Identifying the Full Scope of the Threat
Before the eradication process can begin, the incident response team (IRT) must fully understand the scope of the threat. This means identifying all affected systems, networks, and accounts to ensure that the eradication efforts address every point of compromise.
Key activities during the identification of the full scope include:
Systematic Analysis of Affected Systems: The IRT should conduct detailed analyses to identify all systems that have been compromised, including servers, workstations, network devices, and mobile devices. This often involves forensic analysis and deep scans of logs, network traffic, and file systems.
Compromised Accounts and Credentials: Attackers often exploit user accounts and credentials to escalate privileges or maintain access. Identifying compromised user accounts, especially those with administrative or elevated privileges, is a crucial step in understanding the full impact of the incident.

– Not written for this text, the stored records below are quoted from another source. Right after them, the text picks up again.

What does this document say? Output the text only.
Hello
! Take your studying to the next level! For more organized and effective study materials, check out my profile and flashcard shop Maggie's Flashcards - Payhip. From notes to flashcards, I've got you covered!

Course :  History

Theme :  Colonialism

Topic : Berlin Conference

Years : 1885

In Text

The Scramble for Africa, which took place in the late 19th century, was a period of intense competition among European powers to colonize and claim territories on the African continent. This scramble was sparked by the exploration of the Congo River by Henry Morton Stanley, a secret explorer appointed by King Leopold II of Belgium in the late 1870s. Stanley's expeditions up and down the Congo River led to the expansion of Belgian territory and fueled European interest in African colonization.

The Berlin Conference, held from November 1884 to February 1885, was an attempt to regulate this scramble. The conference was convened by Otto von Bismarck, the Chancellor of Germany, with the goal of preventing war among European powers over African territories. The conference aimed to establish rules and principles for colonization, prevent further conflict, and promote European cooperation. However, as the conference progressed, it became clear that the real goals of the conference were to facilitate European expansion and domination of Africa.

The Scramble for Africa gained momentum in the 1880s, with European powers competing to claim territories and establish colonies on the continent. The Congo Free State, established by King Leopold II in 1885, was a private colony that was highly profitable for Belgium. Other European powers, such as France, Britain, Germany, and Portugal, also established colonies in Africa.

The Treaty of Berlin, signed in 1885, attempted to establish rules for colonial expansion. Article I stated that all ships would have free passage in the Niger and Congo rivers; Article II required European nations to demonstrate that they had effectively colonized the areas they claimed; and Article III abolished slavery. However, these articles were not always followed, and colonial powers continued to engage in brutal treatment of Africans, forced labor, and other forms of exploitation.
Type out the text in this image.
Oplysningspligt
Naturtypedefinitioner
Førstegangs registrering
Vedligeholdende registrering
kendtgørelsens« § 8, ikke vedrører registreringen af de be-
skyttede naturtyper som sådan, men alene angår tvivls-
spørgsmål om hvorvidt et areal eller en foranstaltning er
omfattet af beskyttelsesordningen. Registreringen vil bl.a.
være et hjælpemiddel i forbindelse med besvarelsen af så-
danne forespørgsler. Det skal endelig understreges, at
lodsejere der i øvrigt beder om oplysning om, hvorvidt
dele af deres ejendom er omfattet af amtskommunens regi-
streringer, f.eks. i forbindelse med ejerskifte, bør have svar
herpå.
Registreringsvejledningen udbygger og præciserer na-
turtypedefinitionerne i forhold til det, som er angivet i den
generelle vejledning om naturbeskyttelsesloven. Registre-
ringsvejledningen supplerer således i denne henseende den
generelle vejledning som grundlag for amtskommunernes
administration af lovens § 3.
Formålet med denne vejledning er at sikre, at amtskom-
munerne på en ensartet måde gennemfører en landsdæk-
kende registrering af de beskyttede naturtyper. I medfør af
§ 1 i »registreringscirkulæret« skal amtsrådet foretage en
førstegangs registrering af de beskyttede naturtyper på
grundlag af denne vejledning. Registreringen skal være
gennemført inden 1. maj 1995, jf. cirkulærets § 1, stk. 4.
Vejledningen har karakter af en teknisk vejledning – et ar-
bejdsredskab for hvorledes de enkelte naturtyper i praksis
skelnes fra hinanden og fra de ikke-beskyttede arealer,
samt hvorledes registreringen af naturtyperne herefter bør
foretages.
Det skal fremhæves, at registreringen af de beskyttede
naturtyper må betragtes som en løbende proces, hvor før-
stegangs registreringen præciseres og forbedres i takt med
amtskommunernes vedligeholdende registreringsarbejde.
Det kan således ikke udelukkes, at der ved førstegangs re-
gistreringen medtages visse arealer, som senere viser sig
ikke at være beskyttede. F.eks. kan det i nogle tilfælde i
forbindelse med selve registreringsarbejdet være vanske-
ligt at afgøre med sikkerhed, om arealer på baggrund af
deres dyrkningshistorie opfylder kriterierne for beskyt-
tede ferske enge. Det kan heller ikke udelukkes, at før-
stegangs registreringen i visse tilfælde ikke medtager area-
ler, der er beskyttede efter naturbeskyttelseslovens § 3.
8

Mapping Attack Vectors: The team should understand how the attacker gained access to the network (e.g., phishing, vulnerability exploitation, or insider threats). This helps ensure that all entry points are accounted for during the eradication process.
Review of Indicators of Compromise (IOCs): IOCs are signs that a system has been compromised, such as unusual file activity, network traffic patterns, or the presence of specific malware signatures. These IOCs help identify affected systems and ensure that no remnants of the threat are left behind.